The simplified exhibition using panels and other materials will run until Oct. 19, shedding light on the number of traumatized soldiers and their treatment, and the Kohnodai Army Hospital in Chiba Prefecture (present-day National Kohnodai Medical Center) that accommodated them. From around February 2026, the ministry will launch a permanent exhibition based on the findings of its survey since fiscal 2024 at the same museum, which exhibits historical materials about wounded and sick veterans.
During World War II, many soldiers were hospitalized due to mental disorders, but the then Japanese military denied the presence of such patients.
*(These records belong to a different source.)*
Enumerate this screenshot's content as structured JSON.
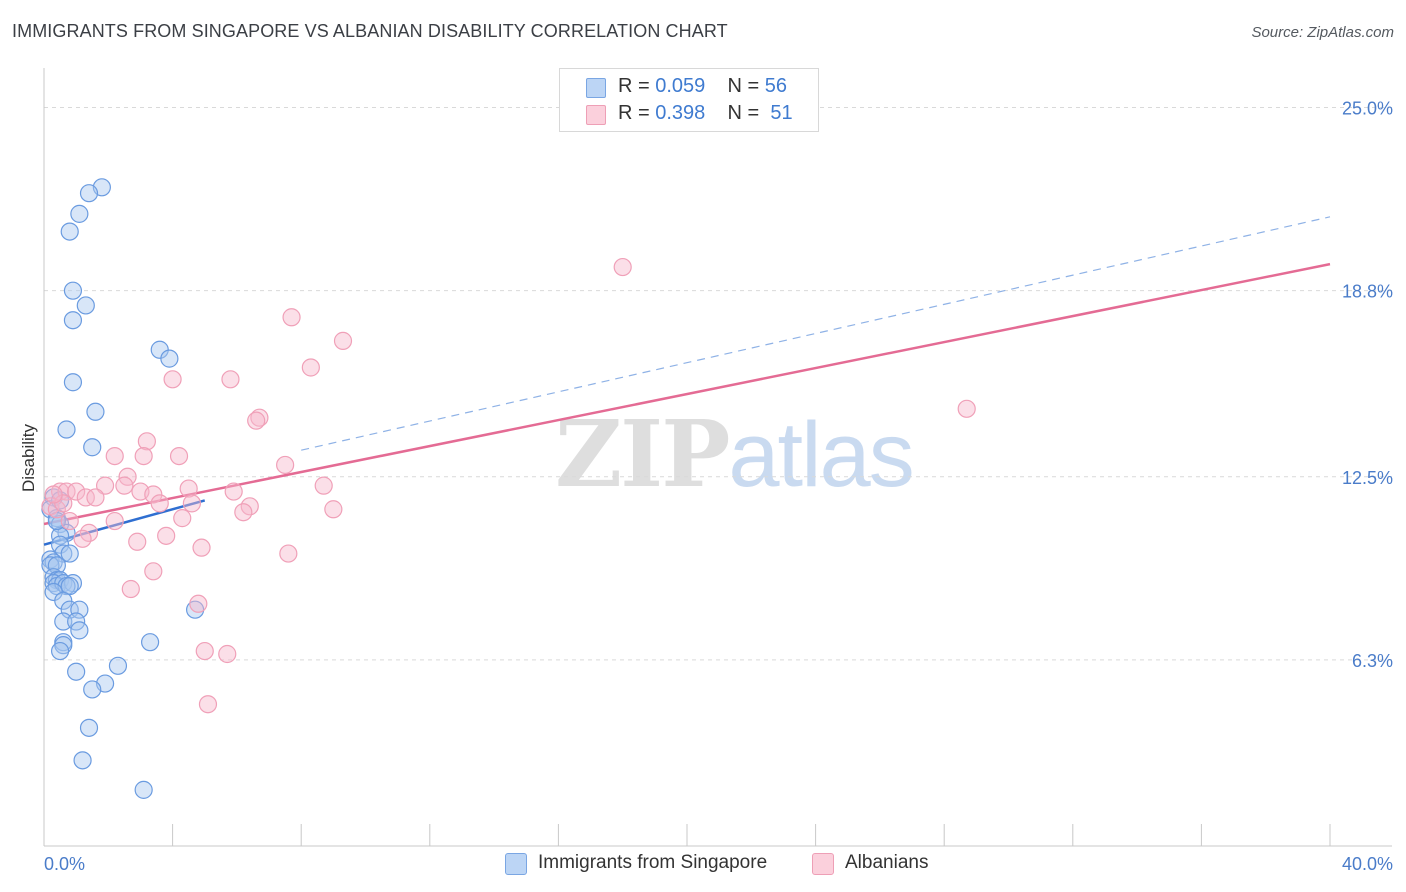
{
  "title": "IMMIGRANTS FROM SINGAPORE VS ALBANIAN DISABILITY CORRELATION CHART",
  "source": "Source: ZipAtlas.com",
  "watermark": {
    "zip": "ZIP",
    "atlas": "atlas"
  },
  "legend_top": {
    "rows": [
      {
        "r_label": "R =",
        "r_value": "0.059",
        "n_label": "N =",
        "n_value": "56",
        "color": "#a9c8f0"
      },
      {
        "r_label": "R =",
        "r_value": "0.398",
        "n_label": "N =",
        "n_value": "51",
        "color": "#f7b9cb"
      }
    ]
  },
  "legend_bottom": [
    {
      "label": "Immigrants from Singapore",
      "color": "#a9c8f0"
    },
    {
      "label": "Albanians",
      "color": "#f7b9cb"
    }
  ],
  "chart_data": {
    "type": "scatter",
    "title": "IMMIGRANTS FROM SINGAPORE VS ALBANIAN DISABILITY CORRELATION CHART",
    "xlabel": "",
    "ylabel": "Disability",
    "xlim": [
      0,
      40
    ],
    "ylim": [
      0,
      26
    ],
    "x_tick_labels": [
      "0.0%",
      "40.0%"
    ],
    "y_ticks": [
      6.3,
      12.5,
      18.8,
      25.0
    ],
    "y_tick_labels": [
      "6.3%",
      "12.5%",
      "18.8%",
      "25.0%"
    ],
    "grid": true,
    "legend_placement": "top-center",
    "colors": {
      "blue_point": "#6a9be0",
      "pink_point": "#f0a0b8",
      "blue_line": "#2f6fd1",
      "pink_line": "#e46b94"
    },
    "series": [
      {
        "name": "Immigrants from Singapore",
        "points": [
          [
            1.8,
            22.3
          ],
          [
            1.4,
            22.1
          ],
          [
            1.1,
            21.4
          ],
          [
            0.8,
            20.8
          ],
          [
            0.9,
            18.8
          ],
          [
            1.3,
            18.3
          ],
          [
            0.9,
            17.8
          ],
          [
            3.6,
            16.8
          ],
          [
            3.9,
            16.5
          ],
          [
            0.9,
            15.7
          ],
          [
            1.6,
            14.7
          ],
          [
            0.7,
            14.1
          ],
          [
            1.5,
            13.5
          ],
          [
            0.3,
            11.8
          ],
          [
            0.2,
            11.4
          ],
          [
            0.4,
            11.1
          ],
          [
            0.5,
            10.9
          ],
          [
            0.7,
            10.6
          ],
          [
            0.5,
            10.5
          ],
          [
            0.5,
            10.2
          ],
          [
            0.6,
            9.9
          ],
          [
            0.8,
            9.9
          ],
          [
            0.2,
            9.7
          ],
          [
            0.3,
            9.6
          ],
          [
            0.2,
            9.5
          ],
          [
            0.4,
            9.5
          ],
          [
            0.3,
            9.1
          ],
          [
            0.4,
            9.0
          ],
          [
            0.5,
            9.0
          ],
          [
            0.3,
            8.9
          ],
          [
            0.4,
            8.8
          ],
          [
            0.6,
            8.9
          ],
          [
            0.9,
            8.9
          ],
          [
            0.7,
            8.8
          ],
          [
            0.8,
            8.8
          ],
          [
            0.3,
            8.6
          ],
          [
            0.6,
            8.3
          ],
          [
            0.8,
            8.0
          ],
          [
            1.1,
            8.0
          ],
          [
            4.7,
            8.0
          ],
          [
            0.6,
            7.6
          ],
          [
            1.0,
            7.6
          ],
          [
            1.1,
            7.3
          ],
          [
            0.6,
            6.9
          ],
          [
            0.6,
            6.8
          ],
          [
            0.5,
            6.6
          ],
          [
            3.3,
            6.9
          ],
          [
            2.3,
            6.1
          ],
          [
            1.0,
            5.9
          ],
          [
            1.9,
            5.5
          ],
          [
            1.5,
            5.3
          ],
          [
            1.4,
            4.0
          ],
          [
            1.2,
            2.9
          ],
          [
            3.1,
            1.9
          ],
          [
            0.5,
            11.7
          ],
          [
            0.4,
            11.0
          ]
        ],
        "trend": {
          "x0": 0.0,
          "y0": 10.2,
          "x1": 5.0,
          "y1": 11.7
        }
      },
      {
        "name": "Albanians",
        "points": [
          [
            18.0,
            19.6
          ],
          [
            7.7,
            17.9
          ],
          [
            9.3,
            17.1
          ],
          [
            8.3,
            16.2
          ],
          [
            4.0,
            15.8
          ],
          [
            5.8,
            15.8
          ],
          [
            28.7,
            14.8
          ],
          [
            6.7,
            14.5
          ],
          [
            6.6,
            14.4
          ],
          [
            3.2,
            13.7
          ],
          [
            3.1,
            13.2
          ],
          [
            2.2,
            13.2
          ],
          [
            4.2,
            13.2
          ],
          [
            7.5,
            12.9
          ],
          [
            2.6,
            12.5
          ],
          [
            1.9,
            12.2
          ],
          [
            2.5,
            12.2
          ],
          [
            3.0,
            12.0
          ],
          [
            4.5,
            12.1
          ],
          [
            5.9,
            12.0
          ],
          [
            8.7,
            12.2
          ],
          [
            0.5,
            12.0
          ],
          [
            0.7,
            12.0
          ],
          [
            1.0,
            12.0
          ],
          [
            1.3,
            11.8
          ],
          [
            1.6,
            11.8
          ],
          [
            3.4,
            11.9
          ],
          [
            3.6,
            11.6
          ],
          [
            4.6,
            11.6
          ],
          [
            6.4,
            11.5
          ],
          [
            9.0,
            11.4
          ],
          [
            0.2,
            11.5
          ],
          [
            0.4,
            11.4
          ],
          [
            0.6,
            11.6
          ],
          [
            0.8,
            11.0
          ],
          [
            2.2,
            11.0
          ],
          [
            4.3,
            11.1
          ],
          [
            6.2,
            11.3
          ],
          [
            1.4,
            10.6
          ],
          [
            1.2,
            10.4
          ],
          [
            2.9,
            10.3
          ],
          [
            3.8,
            10.5
          ],
          [
            4.9,
            10.1
          ],
          [
            7.6,
            9.9
          ],
          [
            3.4,
            9.3
          ],
          [
            2.7,
            8.7
          ],
          [
            4.8,
            8.2
          ],
          [
            5.0,
            6.6
          ],
          [
            5.7,
            6.5
          ],
          [
            5.1,
            4.8
          ],
          [
            0.3,
            11.9
          ]
        ],
        "trend": {
          "x0": 0.0,
          "y0": 10.9,
          "x1": 40.0,
          "y1": 19.7
        },
        "trend_dashed_extension": {
          "x0": 8.0,
          "y0": 13.4,
          "x1": 40.0,
          "y1": 21.3
        }
      }
    ]
  }
}
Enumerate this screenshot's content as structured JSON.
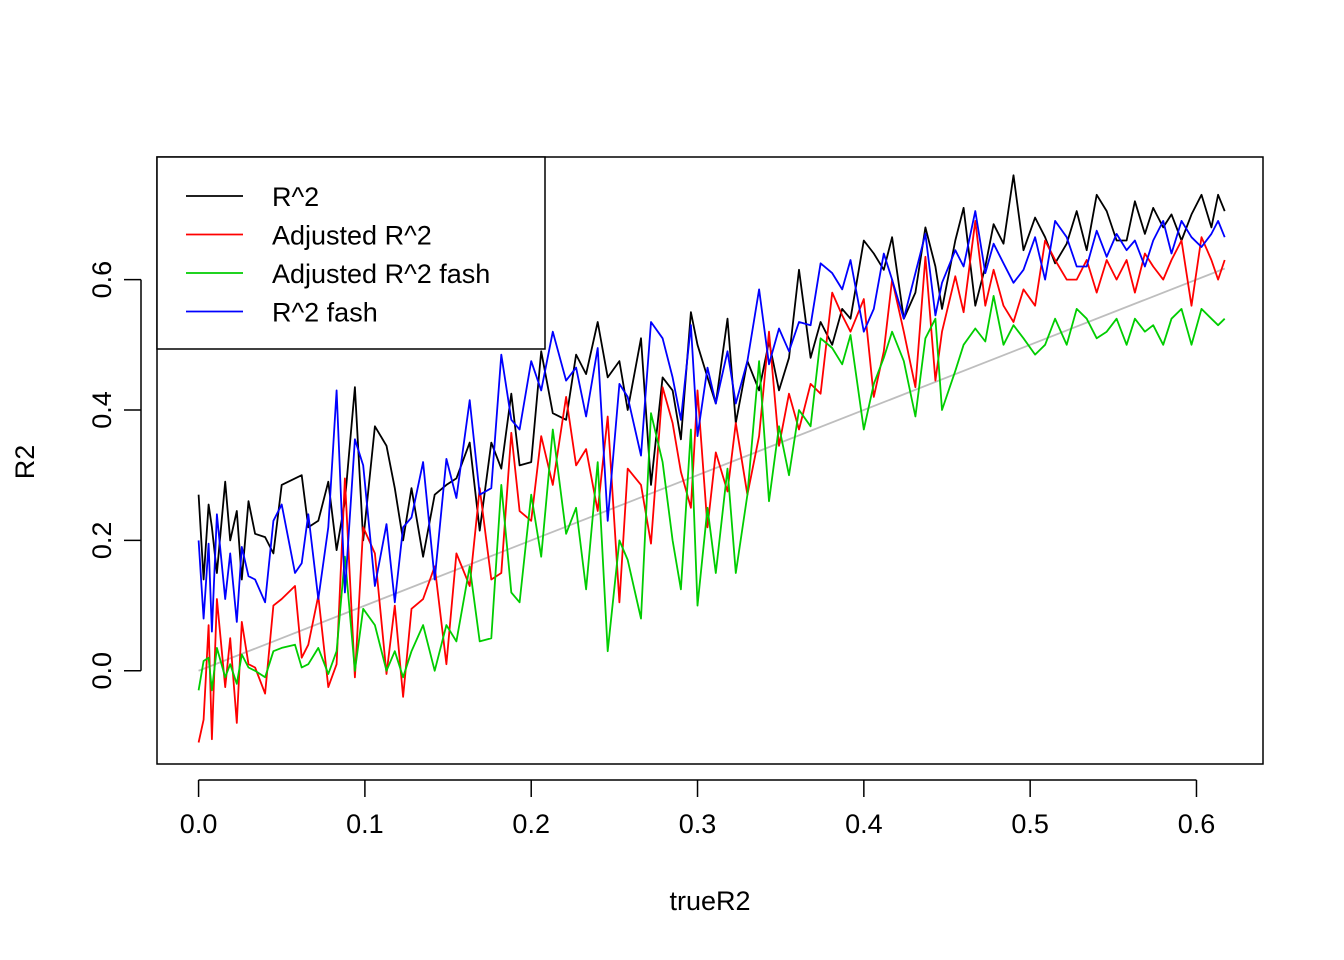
{
  "chart_data": {
    "type": "line",
    "title": "",
    "xlabel": "trueR2",
    "ylabel": "R2",
    "xlim": [
      -0.025,
      0.64
    ],
    "ylim": [
      -0.143,
      0.788
    ],
    "xticks": [
      0.0,
      0.1,
      0.2,
      0.3,
      0.4,
      0.5,
      0.6
    ],
    "xtick_labels": [
      "0.0",
      "0.1",
      "0.2",
      "0.3",
      "0.4",
      "0.5",
      "0.6"
    ],
    "yticks": [
      0.0,
      0.2,
      0.4,
      0.6
    ],
    "ytick_labels": [
      "0.0",
      "0.2",
      "0.4",
      "0.6"
    ],
    "grid": false,
    "legend": {
      "position": "top-left",
      "entries": [
        {
          "label": "R^2",
          "color": "#000000"
        },
        {
          "label": "Adjusted R^2",
          "color": "#ff0000"
        },
        {
          "label": "Adjusted R^2 fash",
          "color": "#00cd00"
        },
        {
          "label": "R^2 fash",
          "color": "#0000ff"
        }
      ]
    },
    "x": [
      0,
      0.003,
      0.006,
      0.008,
      0.011,
      0.016,
      0.019,
      0.023,
      0.026,
      0.03,
      0.034,
      0.04,
      0.045,
      0.05,
      0.058,
      0.062,
      0.066,
      0.072,
      0.078,
      0.083,
      0.088,
      0.094,
      0.099,
      0.106,
      0.113,
      0.118,
      0.123,
      0.128,
      0.135,
      0.142,
      0.149,
      0.155,
      0.163,
      0.169,
      0.176,
      0.182,
      0.188,
      0.193,
      0.2,
      0.206,
      0.213,
      0.221,
      0.227,
      0.233,
      0.24,
      0.246,
      0.253,
      0.258,
      0.266,
      0.272,
      0.279,
      0.285,
      0.29,
      0.296,
      0.3,
      0.306,
      0.311,
      0.318,
      0.323,
      0.33,
      0.337,
      0.343,
      0.349,
      0.355,
      0.361,
      0.368,
      0.374,
      0.381,
      0.387,
      0.392,
      0.4,
      0.406,
      0.412,
      0.417,
      0.424,
      0.431,
      0.437,
      0.443,
      0.447,
      0.455,
      0.46,
      0.467,
      0.473,
      0.478,
      0.484,
      0.49,
      0.496,
      0.503,
      0.509,
      0.515,
      0.522,
      0.528,
      0.534,
      0.54,
      0.546,
      0.552,
      0.558,
      0.563,
      0.569,
      0.574,
      0.58,
      0.585,
      0.591,
      0.597,
      0.603,
      0.609,
      0.613,
      0.617
    ],
    "trend_line": {
      "color": "#bebebe",
      "x": [
        0,
        0.617
      ],
      "y": [
        0,
        0.617
      ]
    },
    "series": [
      {
        "name": "R^2",
        "color": "#000000",
        "values": [
          0.27,
          0.14,
          0.255,
          0.22,
          0.15,
          0.29,
          0.2,
          0.245,
          0.14,
          0.26,
          0.21,
          0.205,
          0.18,
          0.285,
          0.295,
          0.3,
          0.22,
          0.23,
          0.29,
          0.185,
          0.26,
          0.435,
          0.2,
          0.375,
          0.345,
          0.28,
          0.2,
          0.28,
          0.175,
          0.27,
          0.285,
          0.295,
          0.35,
          0.215,
          0.35,
          0.31,
          0.425,
          0.315,
          0.32,
          0.49,
          0.395,
          0.385,
          0.485,
          0.455,
          0.535,
          0.45,
          0.475,
          0.4,
          0.51,
          0.285,
          0.45,
          0.43,
          0.355,
          0.55,
          0.5,
          0.45,
          0.41,
          0.54,
          0.38,
          0.475,
          0.43,
          0.505,
          0.43,
          0.48,
          0.615,
          0.48,
          0.535,
          0.5,
          0.555,
          0.54,
          0.66,
          0.64,
          0.615,
          0.665,
          0.54,
          0.58,
          0.68,
          0.62,
          0.555,
          0.66,
          0.71,
          0.56,
          0.62,
          0.685,
          0.655,
          0.76,
          0.645,
          0.695,
          0.665,
          0.625,
          0.655,
          0.705,
          0.645,
          0.73,
          0.705,
          0.66,
          0.66,
          0.72,
          0.67,
          0.71,
          0.68,
          0.7,
          0.66,
          0.7,
          0.73,
          0.68,
          0.73,
          0.705
        ]
      },
      {
        "name": "Adjusted R^2",
        "color": "#ff0000",
        "values": [
          -0.11,
          -0.075,
          0.07,
          -0.105,
          0.11,
          -0.025,
          0.05,
          -0.08,
          0.075,
          0.01,
          0.005,
          -0.035,
          0.1,
          0.11,
          0.13,
          0.02,
          0.04,
          0.115,
          -0.025,
          0.01,
          0.295,
          -0.01,
          0.22,
          0.18,
          -0.005,
          0.1,
          -0.04,
          0.095,
          0.11,
          0.16,
          0.01,
          0.18,
          0.13,
          0.28,
          0.14,
          0.15,
          0.365,
          0.245,
          0.23,
          0.36,
          0.285,
          0.42,
          0.315,
          0.34,
          0.245,
          0.39,
          0.105,
          0.31,
          0.285,
          0.195,
          0.435,
          0.38,
          0.305,
          0.25,
          0.43,
          0.22,
          0.335,
          0.275,
          0.38,
          0.27,
          0.36,
          0.52,
          0.345,
          0.425,
          0.37,
          0.44,
          0.425,
          0.58,
          0.545,
          0.52,
          0.57,
          0.42,
          0.49,
          0.6,
          0.52,
          0.435,
          0.635,
          0.445,
          0.52,
          0.605,
          0.55,
          0.69,
          0.56,
          0.615,
          0.56,
          0.535,
          0.585,
          0.56,
          0.66,
          0.63,
          0.6,
          0.6,
          0.63,
          0.58,
          0.63,
          0.6,
          0.63,
          0.58,
          0.64,
          0.62,
          0.6,
          0.63,
          0.66,
          0.56,
          0.665,
          0.63,
          0.6,
          0.63
        ]
      },
      {
        "name": "Adjusted R^2 fash",
        "color": "#00cd00",
        "values": [
          -0.03,
          0.015,
          0.02,
          -0.03,
          0.035,
          -0.01,
          0.01,
          -0.02,
          0.025,
          0.005,
          0.0,
          -0.01,
          0.03,
          0.035,
          0.04,
          0.005,
          0.01,
          0.035,
          -0.005,
          0.03,
          0.175,
          0.0,
          0.095,
          0.07,
          0.0,
          0.03,
          -0.01,
          0.03,
          0.07,
          0.0,
          0.07,
          0.045,
          0.16,
          0.045,
          0.05,
          0.285,
          0.12,
          0.105,
          0.27,
          0.175,
          0.37,
          0.21,
          0.25,
          0.125,
          0.32,
          0.03,
          0.2,
          0.17,
          0.08,
          0.395,
          0.32,
          0.2,
          0.125,
          0.37,
          0.1,
          0.25,
          0.15,
          0.31,
          0.15,
          0.27,
          0.475,
          0.26,
          0.375,
          0.3,
          0.4,
          0.375,
          0.51,
          0.495,
          0.47,
          0.515,
          0.37,
          0.44,
          0.48,
          0.52,
          0.475,
          0.39,
          0.51,
          0.54,
          0.4,
          0.46,
          0.5,
          0.525,
          0.505,
          0.575,
          0.5,
          0.53,
          0.51,
          0.485,
          0.5,
          0.54,
          0.5,
          0.555,
          0.54,
          0.51,
          0.52,
          0.54,
          0.5,
          0.54,
          0.52,
          0.53,
          0.5,
          0.54,
          0.555,
          0.5,
          0.555,
          0.54,
          0.53,
          0.54
        ]
      },
      {
        "name": "R^2 fash",
        "color": "#0000ff",
        "values": [
          0.2,
          0.08,
          0.195,
          0.06,
          0.24,
          0.11,
          0.18,
          0.075,
          0.19,
          0.145,
          0.14,
          0.105,
          0.23,
          0.255,
          0.15,
          0.165,
          0.24,
          0.11,
          0.22,
          0.43,
          0.12,
          0.355,
          0.315,
          0.13,
          0.225,
          0.105,
          0.22,
          0.235,
          0.32,
          0.14,
          0.325,
          0.265,
          0.415,
          0.27,
          0.28,
          0.485,
          0.385,
          0.37,
          0.475,
          0.43,
          0.52,
          0.445,
          0.465,
          0.39,
          0.495,
          0.23,
          0.44,
          0.42,
          0.33,
          0.535,
          0.51,
          0.45,
          0.385,
          0.53,
          0.36,
          0.465,
          0.41,
          0.49,
          0.41,
          0.475,
          0.585,
          0.47,
          0.525,
          0.49,
          0.535,
          0.53,
          0.625,
          0.61,
          0.585,
          0.63,
          0.52,
          0.555,
          0.64,
          0.6,
          0.54,
          0.61,
          0.67,
          0.545,
          0.595,
          0.645,
          0.62,
          0.705,
          0.61,
          0.655,
          0.625,
          0.595,
          0.615,
          0.665,
          0.6,
          0.69,
          0.665,
          0.62,
          0.62,
          0.675,
          0.635,
          0.67,
          0.645,
          0.66,
          0.62,
          0.66,
          0.69,
          0.64,
          0.69,
          0.665,
          0.65,
          0.67,
          0.69,
          0.665
        ]
      }
    ]
  }
}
For a long time after the war, the affected former soldiers and their families continued to perceive the conditions as a "stigma" and would not open up about their experiences, leaving the real circumstances long untold.
In recent years, the children of former soldiers formed a family association and have continually demanded that the government conduct fact-finding surveys. Since fiscal 2024, the welfare ministry has collected and analyzed medical charts of patients who were hospitalized in former army and navy hospitals, and has also examined the lives of families of former servicemen diagnosed with mental disorders by referencing materials including written testimonies of their experiences retained at Shokei-kan.
Akio Kuroi, a representative of a group of families of former servicemen suffering from PTSD and the citizens supporting them, which has called for the government to carry out fact-finding investigations, commented, "The presence of soldiers who were psychologically destroyed had not widely been known, and there were few researchers, but the issue has lately been gaining social recognition. It marks a significant step forward for the government to hold an exhibition on soldiers who sustained invisible wounds."